The Natural History of Portal Venous System Aneurysms
Monday, March 4, 2024
2:17 PM – 2:27 PM EST
Location: Tampa Bay Ballroom Salons 1-4
Objective: Portal venous system aneurysms (PVA) are increasingly diagnosed on axial imaging. However, the natural history of these aneurysms is poorly understood, and reports are limited to case series.
Methods: A search for PVA in radiology reports was performed between 01/2010 and 05/2022 followed by manual review. Portal vein aneurysms were defined as an anterior-posterior diameter greater than 1.5 cm and 1.9 cm in patients without and with cirrhosis, respectively. Aneurysm growth was defined as greater than twenty percent of the original size. Patient demographics, comorbid conditions, and PVA outcomes were abstracted.

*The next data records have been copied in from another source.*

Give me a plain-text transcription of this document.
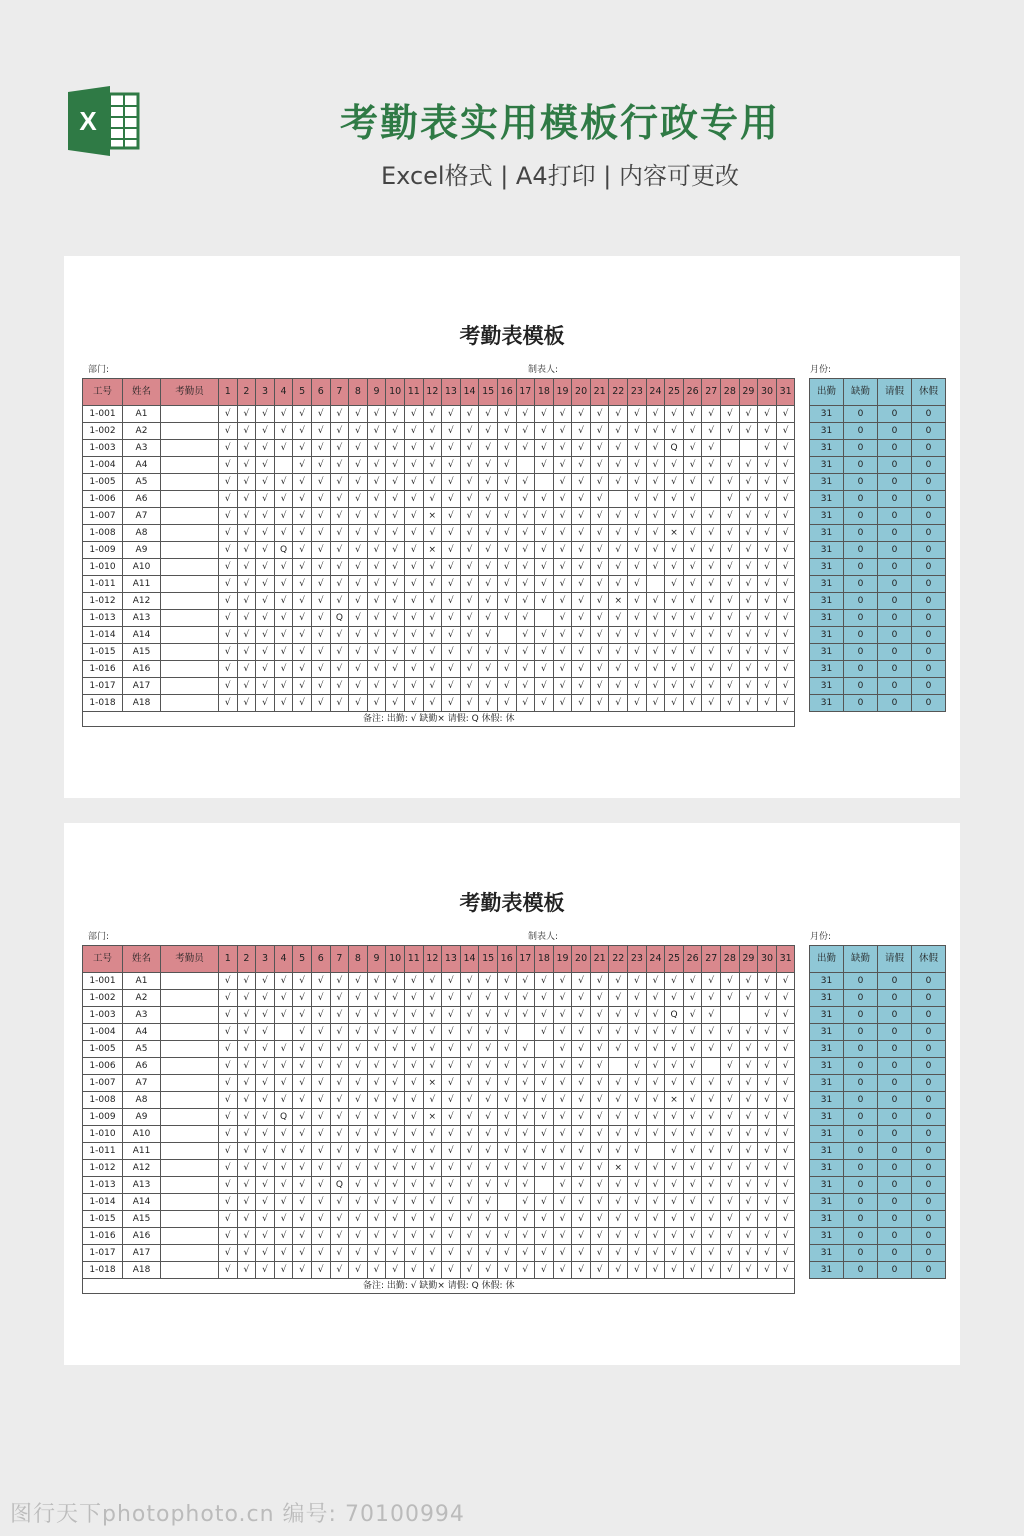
X	考勤表实用模板行政专用
Excel格式 | A4打印 | 内容可更改
考勤表模板
部门:	制表人:	月份:
工号	姓名	考勤员	1	2	3	4	5	6	7	8	9	10	11	12	13	14	15	16	17	18	19	20	21	22	23	24	25	26	27	28	29	30	31
1-001	A1		√	√	√	√	√	√	√	√	√	√	√	√	√	√	√	√	√	√	√	√	√	√	√	√	√	√	√	√	√	√	√
1-002	A2		√	√	√	√	√	√	√	√	√	√	√	√	√	√	√	√	√	√	√	√	√	√	√	√	√	√	√	√	√	√	√
1-003	A3		√	√	√	√	√	√	√	√	√	√	√	√	√	√	√	√	√	√	√	√	√	√	√	√	Q	√	√			√	√
1-004	A4		√	√	√		√	√	√	√	√	√	√	√	√	√	√	√		√	√	√	√	√	√	√	√	√	√	√	√	√	√
1-005	A5		√	√	√	√	√	√	√	√	√	√	√	√	√	√	√	√	√		√	√	√	√	√	√	√	√	√	√	√	√	√
1-006	A6		√	√	√	√	√	√	√	√	√	√	√	√	√	√	√	√	√	√	√	√	√		√	√	√	√		√	√	√	√
1-007	A7		√	√	√	√	√	√	√	√	√	√	√	×	√	√	√	√	√	√	√	√	√	√	√	√	√	√	√	√	√	√	√
1-008	A8		√	√	√	√	√	√	√	√	√	√	√	√	√	√	√	√	√	√	√	√	√	√	√	√	×	√	√	√	√	√	√
1-009	A9		√	√	√	Q	√	√	√	√	√	√	√	×	√	√	√	√	√	√	√	√	√	√	√	√	√	√	√	√	√	√	√
1-010	A10		√	√	√	√	√	√	√	√	√	√	√	√	√	√	√	√	√	√	√	√	√	√	√	√	√	√	√	√	√	√	√
1-011	A11		√	√	√	√	√	√	√	√	√	√	√	√	√	√	√	√	√	√	√	√	√	√	√		√	√	√	√	√	√	√
1-012	A12		√	√	√	√	√	√	√	√	√	√	√	√	√	√	√	√	√	√	√	√	√	×	√	√	√	√	√	√	√	√	√
1-013	A13		√	√	√	√	√	√	Q	√	√	√	√	√	√	√	√	√	√		√	√	√	√	√	√	√	√	√	√	√	√	√
1-014	A14		√	√	√	√	√	√	√	√	√	√	√	√	√	√	√		√	√	√	√	√	√	√	√	√	√	√	√	√	√	√
1-015	A15		√	√	√	√	√	√	√	√	√	√	√	√	√	√	√	√	√	√	√	√	√	√	√	√	√	√	√	√	√	√	√
1-016	A16		√	√	√	√	√	√	√	√	√	√	√	√	√	√	√	√	√	√	√	√	√	√	√	√	√	√	√	√	√	√	√
1-017	A17		√	√	√	√	√	√	√	√	√	√	√	√	√	√	√	√	√	√	√	√	√	√	√	√	√	√	√	√	√	√	√
1-018	A18		√	√	√	√	√	√	√	√	√	√	√	√	√	√	√	√	√	√	√	√	√	√	√	√	√	√	√	√	√	√	√
备注: 出勤: √ 缺勤× 请假: Q 休假: 休																																	
出勤	缺勤	请假	休假
31	0	0	0
31	0	0	0
31	0	0	0
31	0	0	0
31	0	0	0
31	0	0	0
31	0	0	0
31	0	0	0
31	0	0	0
31	0	0	0
31	0	0	0
31	0	0	0
31	0	0	0
31	0	0	0
31	0	0	0
31	0	0	0
31	0	0	0
31	0	0	0
考勤表模板
部门:	制表人:	月份:
工号	姓名	考勤员	1	2	3	4	5	6	7	8	9	10	11	12	13	14	15	16	17	18	19	20	21	22	23	24	25	26	27	28	29	30	31
1-001	A1		√	√	√	√	√	√	√	√	√	√	√	√	√	√	√	√	√	√	√	√	√	√	√	√	√	√	√	√	√	√	√
1-002	A2		√	√	√	√	√	√	√	√	√	√	√	√	√	√	√	√	√	√	√	√	√	√	√	√	√	√	√	√	√	√	√
1-003	A3		√	√	√	√	√	√	√	√	√	√	√	√	√	√	√	√	√	√	√	√	√	√	√	√	Q	√	√			√	√
1-004	A4		√	√	√		√	√	√	√	√	√	√	√	√	√	√	√		√	√	√	√	√	√	√	√	√	√	√	√	√	√
1-005	A5		√	√	√	√	√	√	√	√	√	√	√	√	√	√	√	√	√		√	√	√	√	√	√	√	√	√	√	√	√	√
1-006	A6		√	√	√	√	√	√	√	√	√	√	√	√	√	√	√	√	√	√	√	√	√		√	√	√	√		√	√	√	√
1-007	A7		√	√	√	√	√	√	√	√	√	√	√	×	√	√	√	√	√	√	√	√	√	√	√	√	√	√	√	√	√	√	√
1-008	A8		√	√	√	√	√	√	√	√	√	√	√	√	√	√	√	√	√	√	√	√	√	√	√	√	×	√	√	√	√	√	√
1-009	A9		√	√	√	Q	√	√	√	√	√	√	√	×	√	√	√	√	√	√	√	√	√	√	√	√	√	√	√	√	√	√	√
1-010	A10		√	√	√	√	√	√	√	√	√	√	√	√	√	√	√	√	√	√	√	√	√	√	√	√	√	√	√	√	√	√	√
1-011	A11		√	√	√	√	√	√	√	√	√	√	√	√	√	√	√	√	√	√	√	√	√	√	√		√	√	√	√	√	√	√
1-012	A12		√	√	√	√	√	√	√	√	√	√	√	√	√	√	√	√	√	√	√	√	√	×	√	√	√	√	√	√	√	√	√
1-013	A13		√	√	√	√	√	√	Q	√	√	√	√	√	√	√	√	√	√		√	√	√	√	√	√	√	√	√	√	√	√	√
1-014	A14		√	√	√	√	√	√	√	√	√	√	√	√	√	√	√		√	√	√	√	√	√	√	√	√	√	√	√	√	√	√
1-015	A15		√	√	√	√	√	√	√	√	√	√	√	√	√	√	√	√	√	√	√	√	√	√	√	√	√	√	√	√	√	√	√
1-016	A16		√	√	√	√	√	√	√	√	√	√	√	√	√	√	√	√	√	√	√	√	√	√	√	√	√	√	√	√	√	√	√
1-017	A17		√	√	√	√	√	√	√	√	√	√	√	√	√	√	√	√	√	√	√	√	√	√	√	√	√	√	√	√	√	√	√
1-018	A18		√	√	√	√	√	√	√	√	√	√	√	√	√	√	√	√	√	√	√	√	√	√	√	√	√	√	√	√	√	√	√
备注: 出勤: √ 缺勤× 请假: Q 休假: 休																																	
出勤	缺勤	请假	休假
31	0	0	0
31	0	0	0
31	0	0	0
31	0	0	0
31	0	0	0
31	0	0	0
31	0	0	0
31	0	0	0
31	0	0	0
31	0	0	0
31	0	0	0
31	0	0	0
31	0	0	0
31	0	0	0
31	0	0	0
31	0	0	0
31	0	0	0
31	0	0	0
图行天下photophoto.cn 编号: 70100994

Results: Sixty-two aneurysms were identified in 59 patients, and involved the portal vein (n=30, 48.4%), splenic vein (n=17, 27.4%), superior mesenteric vein (n=4, 6.5%), and portal confluence (n=11, 17.7%). While 23 (37.1%) aneurysms were idiopathic, the remaining 39 (62.9%) were associated with portal hypertension (n=25, 40.3%), pancreatitis (n=4, 6.5%), and prior liver transplant (n=5, 8.1%) (Table 1). The initial median size was 2.6 cm (1.1–4.7 cm) with larger aneurysms at the confluence (p=0.01). Of the 39 PVA with follow up over 4.75 years (4 months-16.6 years), the median growth was 0.2 cm (-2.6–2.4 cm). Thirteen (33.3%) aneurysms grew more than 20% during a 7.5-year follow up (8 months-16.6 years). Growing PVA were associated with portal hypertension (84.6%, p=0.003), current tobacco use (38.5%, p=0.02), and thrombosis during follow-up (46.2%, p=0.04). Twelve (19.4%) thrombosed, predominantly in patients with cirrhosis (n=9, 75.0%). Of the 10 thrombosed PVA with follow up over 3.8 years (9 months-15.4 years), the median growth was 0.8 cm (-0.7–1.9 cm). Complications of PVA thrombosis included abdominal pain (n=2, 16.7%), intestinal ischemia (n=1, 8.3%), and variceal bleeding (n=3, 25.0%). Four (33.3%) patients were treated with anticoagulation. No aneurysms ruptured. While most patients were managed conservatively, 7 underwent intervention where 6 (85.7%) were symptomatic with a median diameter of 3.7 cm (Table 2). Intervention included resection (n=4, 6.5%), ligation (n=1, 1.6%), and coil embolization (n=2, 3.2%). There was one case of aneurysm recurrence 20 years following resection and one case of post-operative mortality.
Conclusions: Most PVA only require surveillance as two-thirds remain stable. Nearly 20% of PVA thrombosed but none ruptured. As the majority thrombosed without issue, treatment with anticoagulation should be based on symptoms and extent of thrombosis.